Yes, I believe excel’s charting features are fairly limited out of the box so its my understanding also is that you cannot add text to the chart directly.

You could however save those statistics as text in a cell and then display that cell’s content on the chart as a data label

I didnt think about that. Thats a good idea. I will see if i can get that to work.

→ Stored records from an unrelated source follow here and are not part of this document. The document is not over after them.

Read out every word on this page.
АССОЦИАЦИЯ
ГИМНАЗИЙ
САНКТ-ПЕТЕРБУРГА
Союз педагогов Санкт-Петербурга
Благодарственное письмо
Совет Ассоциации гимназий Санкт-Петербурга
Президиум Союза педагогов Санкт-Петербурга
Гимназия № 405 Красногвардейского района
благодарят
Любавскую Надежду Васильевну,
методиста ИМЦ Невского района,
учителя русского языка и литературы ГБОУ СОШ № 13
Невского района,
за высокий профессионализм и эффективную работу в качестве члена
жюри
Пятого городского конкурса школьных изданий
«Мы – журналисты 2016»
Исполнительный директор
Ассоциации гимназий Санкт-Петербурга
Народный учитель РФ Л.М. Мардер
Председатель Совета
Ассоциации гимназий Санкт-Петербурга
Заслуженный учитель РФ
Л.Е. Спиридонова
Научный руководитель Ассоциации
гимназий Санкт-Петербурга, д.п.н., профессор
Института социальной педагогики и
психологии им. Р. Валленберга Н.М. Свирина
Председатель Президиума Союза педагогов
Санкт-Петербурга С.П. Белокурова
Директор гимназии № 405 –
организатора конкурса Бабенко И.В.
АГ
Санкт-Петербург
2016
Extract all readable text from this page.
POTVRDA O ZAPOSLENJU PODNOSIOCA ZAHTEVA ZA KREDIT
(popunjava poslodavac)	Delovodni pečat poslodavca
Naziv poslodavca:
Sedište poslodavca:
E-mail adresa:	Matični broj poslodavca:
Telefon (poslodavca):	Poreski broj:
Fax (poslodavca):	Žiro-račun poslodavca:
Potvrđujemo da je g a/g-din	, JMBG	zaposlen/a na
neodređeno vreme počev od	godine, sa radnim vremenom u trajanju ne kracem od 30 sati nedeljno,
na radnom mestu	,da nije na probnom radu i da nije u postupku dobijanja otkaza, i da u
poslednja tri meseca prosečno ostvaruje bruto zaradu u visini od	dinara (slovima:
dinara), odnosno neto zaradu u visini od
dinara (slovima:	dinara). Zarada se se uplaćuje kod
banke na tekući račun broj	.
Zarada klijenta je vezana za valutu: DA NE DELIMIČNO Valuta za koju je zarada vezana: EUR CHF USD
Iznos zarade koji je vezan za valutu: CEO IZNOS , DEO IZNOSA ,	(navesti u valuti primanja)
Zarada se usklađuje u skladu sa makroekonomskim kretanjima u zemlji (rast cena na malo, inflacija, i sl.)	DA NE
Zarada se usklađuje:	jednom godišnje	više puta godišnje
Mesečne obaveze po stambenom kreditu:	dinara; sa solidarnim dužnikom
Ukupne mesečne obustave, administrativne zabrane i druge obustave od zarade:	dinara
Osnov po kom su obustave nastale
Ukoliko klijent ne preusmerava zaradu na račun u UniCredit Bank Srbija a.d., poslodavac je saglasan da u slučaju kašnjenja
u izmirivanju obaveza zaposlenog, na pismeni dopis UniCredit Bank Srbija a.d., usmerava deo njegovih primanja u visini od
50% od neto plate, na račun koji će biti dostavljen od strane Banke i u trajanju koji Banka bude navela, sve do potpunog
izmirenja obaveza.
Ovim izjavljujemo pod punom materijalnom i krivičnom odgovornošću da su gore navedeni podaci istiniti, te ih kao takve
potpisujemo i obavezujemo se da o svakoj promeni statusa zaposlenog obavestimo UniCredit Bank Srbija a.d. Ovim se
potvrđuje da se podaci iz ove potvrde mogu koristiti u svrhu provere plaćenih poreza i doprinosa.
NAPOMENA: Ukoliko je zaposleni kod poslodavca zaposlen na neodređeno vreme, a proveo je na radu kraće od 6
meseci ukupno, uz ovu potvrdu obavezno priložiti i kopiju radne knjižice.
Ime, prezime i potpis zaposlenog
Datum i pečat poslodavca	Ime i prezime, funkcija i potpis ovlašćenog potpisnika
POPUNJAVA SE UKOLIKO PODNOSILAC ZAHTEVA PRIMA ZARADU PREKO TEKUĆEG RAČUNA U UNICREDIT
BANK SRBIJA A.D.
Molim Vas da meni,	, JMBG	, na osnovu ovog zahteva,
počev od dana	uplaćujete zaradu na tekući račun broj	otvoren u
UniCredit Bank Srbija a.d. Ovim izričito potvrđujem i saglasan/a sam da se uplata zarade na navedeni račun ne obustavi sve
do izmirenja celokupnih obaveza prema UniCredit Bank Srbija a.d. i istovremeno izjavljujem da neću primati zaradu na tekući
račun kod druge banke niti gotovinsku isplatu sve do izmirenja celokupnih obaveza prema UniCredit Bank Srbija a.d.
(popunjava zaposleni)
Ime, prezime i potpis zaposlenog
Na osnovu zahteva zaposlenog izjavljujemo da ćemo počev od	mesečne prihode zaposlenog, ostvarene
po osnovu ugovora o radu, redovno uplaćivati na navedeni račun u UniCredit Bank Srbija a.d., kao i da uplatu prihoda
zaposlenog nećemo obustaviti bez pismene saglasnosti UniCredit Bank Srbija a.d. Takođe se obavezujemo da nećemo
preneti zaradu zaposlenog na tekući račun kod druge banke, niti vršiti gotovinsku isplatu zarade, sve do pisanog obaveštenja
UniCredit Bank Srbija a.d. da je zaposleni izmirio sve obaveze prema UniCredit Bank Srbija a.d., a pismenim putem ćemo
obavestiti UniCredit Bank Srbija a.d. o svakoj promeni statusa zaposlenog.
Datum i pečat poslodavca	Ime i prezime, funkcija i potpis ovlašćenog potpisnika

I am confused. when i run my code i get no errors so i assume everything is fine. the scatterchart shows up in the window correct and then i open the png file and its blank. Have i made an error in my code.

import pandas as pd
import matplotlib.pyplot as plt
import openpyxl
import scipy.stats as stats

df = pd.read_excel(“yield vs CWP_original.xlsx”, skiprows=[1], usecols=[1, 4])

print(df)

x = df[“CWP”]
y = df[“YIELD”]

Perform linear regression

slope, intercept, r_value, p_value, std_err = stats.linregress(x, y)
r_squared = r_value ** 2

equation_text = f"Y = {slope:.2f}X + {intercept:.2f}"
r_squared_text = f"R-squared = {r_squared:.4f}"

plt.scatter(x, y, marker=‘o’, label=‘Data Points’, color=‘blue’)
plt.plot(x, slope * x + intercept, color=‘red’, label=‘Regression Line’)
plt.xlabel(‘CWP’)
plt.ylabel(‘YIELD’)
plt.text(0.05, 0.95, equation_text, transform=plt.gca().transAxes,
fontsize=12, verticalalignment=‘top’)
plt.text(0.05, 0.88, r_squared_text, transform=plt.gca().transAxes,
fontsize=12, verticalalignment=‘top’)
plt.show()

Save the plot as an image

plot_image_path = “YIELD VS CWP.png”
plt.savefig(plot_image_path)

close the plot

plt.close()


i got it working again. I think something was wrong when i tried adding statistics in.